All eyes might be on Sydney breakfast, but Hit Network head of content Gemma Fordham says momentum is gathering for the Southern Cross Austereo (SCA)-owned network whether the numbers show it or not.
Hits' 2DayFM, saw total audience jump 0.2 percentage points but its breakfast show of Sam and Rove stayed flat on 3.0% audience share for the second time this year.
Fordham says while there is work to do to get the station firing, namely around time spent listening, it’s a long-term strategy and only constitutes one brand in a stable.
“It is one brand for us at a time in terms of our strategy and we’re really seeing our music strategy come to life. So it’s a good result and it’s really encouraging for us,” Fordham says.
“Sydney is doing really well. This is the best result we’ve had in a year and I don’t take that lightly.
“The reality is we’re a national product and we have a huge amount of revenue that sits outside Sydney breakfast, so it would be foolish of me to just focus on Sydney.”
The second radio ratings also revealed mixed results for Nova which saw its long-standing drive show of Kate, Tim and Marty overtaken for the second time by Australian Radio Network's (ARN) Kiis team, Hughsey and Kate. Nova group program director Paul Jackson says while the survey saw “a few ups and downs and swings and roundabouts” overall the network position is good.
He says across the board - and across the country given the national nature of the programming – it's “neck and neck” in drive.
“You’ve got three very good shows there, simple as that. People will flick the dial,” Jackson says.
“These shows have to be really good every single day to get people to tune in the whole way through and these numbers reflect this.”
ARN national content director Duncan Campbell says while its team had a strong result in Sydney, it’s still retaining its focus on Melbourne.
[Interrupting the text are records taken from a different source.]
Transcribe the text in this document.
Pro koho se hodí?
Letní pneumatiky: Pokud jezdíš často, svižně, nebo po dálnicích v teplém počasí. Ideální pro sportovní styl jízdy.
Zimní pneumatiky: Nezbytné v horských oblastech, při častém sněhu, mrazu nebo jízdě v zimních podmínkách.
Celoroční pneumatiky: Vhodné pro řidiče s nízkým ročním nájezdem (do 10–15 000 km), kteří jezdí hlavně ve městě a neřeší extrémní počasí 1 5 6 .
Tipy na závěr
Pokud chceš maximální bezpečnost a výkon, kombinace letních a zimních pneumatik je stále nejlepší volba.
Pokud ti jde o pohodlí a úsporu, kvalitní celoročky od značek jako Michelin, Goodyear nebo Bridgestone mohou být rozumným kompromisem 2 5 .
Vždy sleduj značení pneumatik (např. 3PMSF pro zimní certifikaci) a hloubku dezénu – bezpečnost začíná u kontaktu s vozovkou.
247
Previously, Campbell said the aim of its Melbourne station, which launched a new breakfast team this year was to lead Nova, who also had a new breakfast team.
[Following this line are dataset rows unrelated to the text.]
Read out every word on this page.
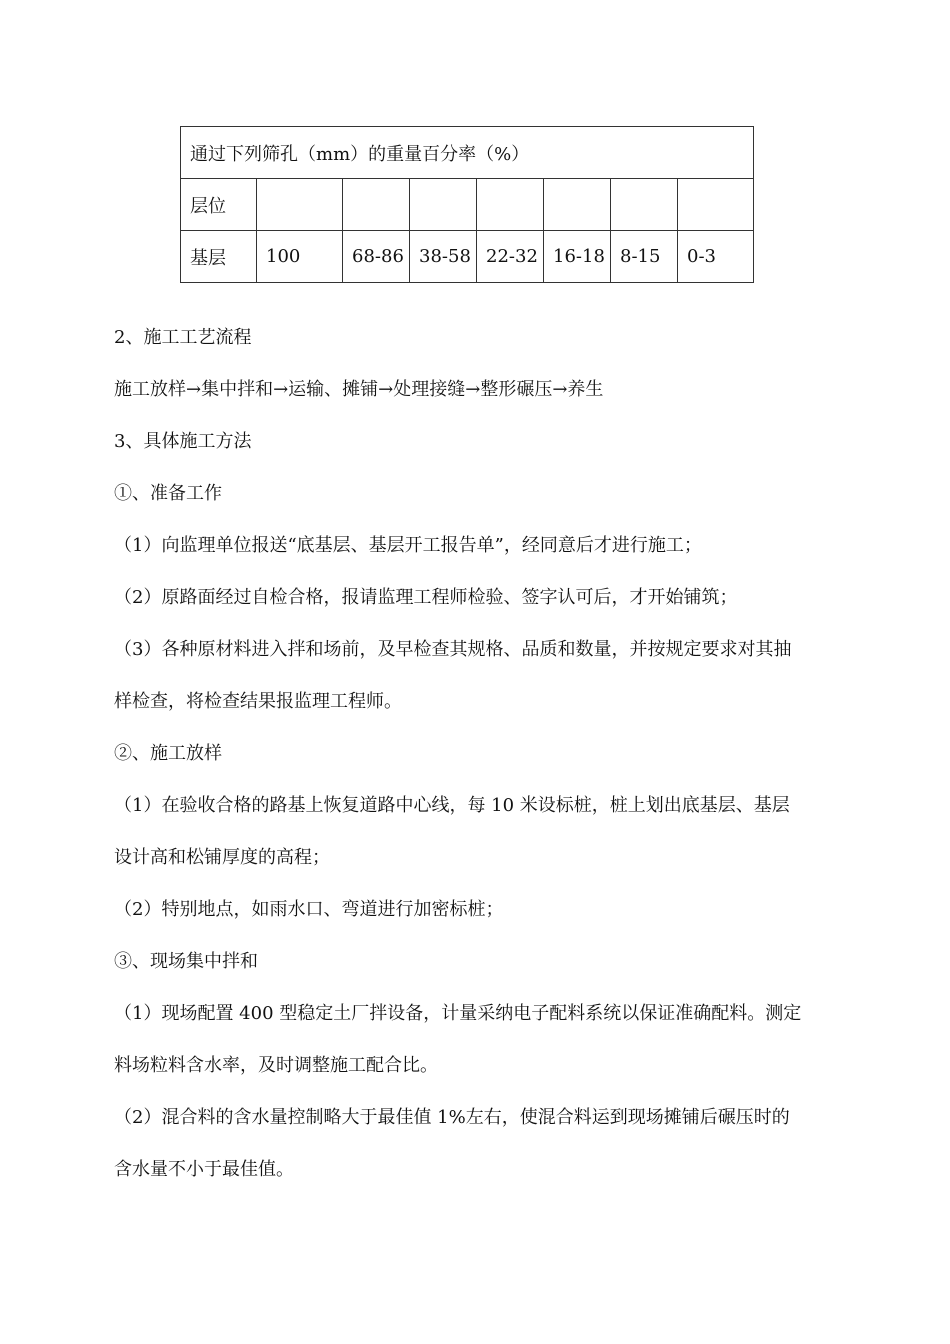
通过下列筛孔（mm）的重量百分率（%）							
层位							
基层	100	68-86	38-58	22-32	16-18	8-15	0-3
2、施工工艺流程
施工放样→集中拌和→运输、摊铺→处理接缝→整形碾压→养生
3、具体施工方法
①、准备工作
（1）向监理单位报送“底基层、基层开工报告单”，经同意后才进行施工；
（2）原路面经过自检合格，报请监理工程师检验、签字认可后，才开始铺筑；
（3）各种原材料进入拌和场前，及早检查其规格、品质和数量，并按规定要求对其抽
样检查，将检查结果报监理工程师。
②、施工放样
（1）在验收合格的路基上恢复道路中心线，每 10 米设标桩，桩上划出底基层、基层
设计高和松铺厚度的高程；
（2）特别地点，如雨水口、弯道进行加密标桩；
③、现场集中拌和
（1）现场配置 400 型稳定土厂拌设备，计量采纳电子配料系统以保证准确配料。测定
料场粒料含水率，及时调整施工配合比。
（2）混合料的含水量控制略大于最佳值 1%左右，使混合料运到现场摊铺后碾压时的
含水量不小于最佳值。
In the second survey, with that gap maintained, Campbell says the aim is to increase it.
“We want to get that breakfast show above 7% audience share which will benefit the station,” Campbell says.
“It's about getting the dynamic right and highlighting the point of difference to the audience – showcasing their talents and personality – which we’re working on at the moment.”
“It’s very hard to differentiate musically because we’re all contemporary hit radio formats but breakfast is where we can really differentiation and get some cume onto the other day parts.”